Imaging the Rescue of Memory in Alzheimer’s Disease Mice
About the Research Project
Program
Award Type
Postdoctoral Fellowship
Award Amount
$200,000
Active Dates
July 01, 2023 - June 30, 2025
Grant ID
A2023006F
Mentor(s)
Nozomi Nishimura, PhD, Cornell University
Goals
Increasing blood flow to restore memory is the main focus of this project, which aims to use blood flow imaging of the brain to understand the origins of memory loss.
Summary
Neutrophils are a type of white blood cell that can block blood flow in the brain by getting stuck in capillaries, the tiniest blood vessels. Ly6G is a protein present in neutrophils, and inhibiting it withantibodies leads to increased blood flow in the brain, possibly by keeping the neutrophils from getting stuck. New studies using lab models of Alzheimer’s disease have linked the restored blood flow to improved performance on tasks that test spatial and memory skills.
Working with a lab model of Alzheimer’s disease, Matthew Isaacson, PhD, and his colleagues will track blood flow in the brain before and after Ly6G antibody treatment. At the same time, they will assess whether the increased blood flow rescues neural activity in their Alzheimer’s model.
The researchers also will study the hippocampus, a key brain structure involved in forming and accessing long-term memories. Using sophisticated real-time imaging, they will track how their awake research subjects perform on a complex virtual reality navigating task before and after Ly6G antibody treatment.

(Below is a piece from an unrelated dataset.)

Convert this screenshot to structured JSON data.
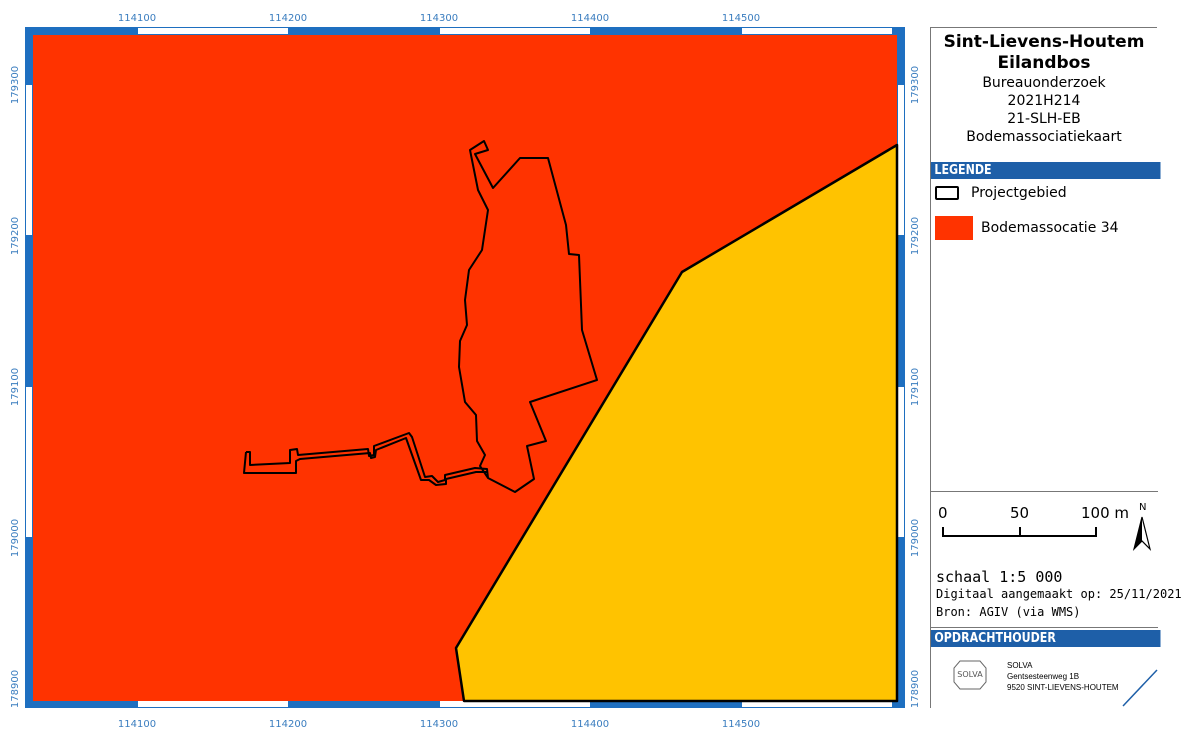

Determining where blood flow improves in the brain and the effects on the hippocampus before and after treatment may offer new ways to both diagnose Alzheimer’s and identify therapeutic targets.
Unique and Innovative
Using the recent discovery that anti-Ly6G administration rescues CBF and cognitive performance in AD mice, we will test the specific impact of CBF on neuronal activity patterns for the first time in an AD mouse model, allowing us to identify neuronal activity biomarkers for memory impairment and recovery. We also push the technological forefront for brain imaging in AD research using three-photon excited fluorescence imaging to view the hippocampus through the intact cortex in awake, head-fixed mice performing virtual navigation tasks.
Foreseeable Benefits
Through this study, we will gain insight into how improving brain blood flow so quickly improves memory function in a mouse model of Alzheimer’s disease, so that we may pursue related treatments for humans. Furthermore, identifying disease-relevant circuits with disrupted neural activity and characterizing their rescued activity patterns may inform new strategies to use activity patterns from these circuits as early biomarkers for the disease and to manipulate these (and related) circuits as potential therapies.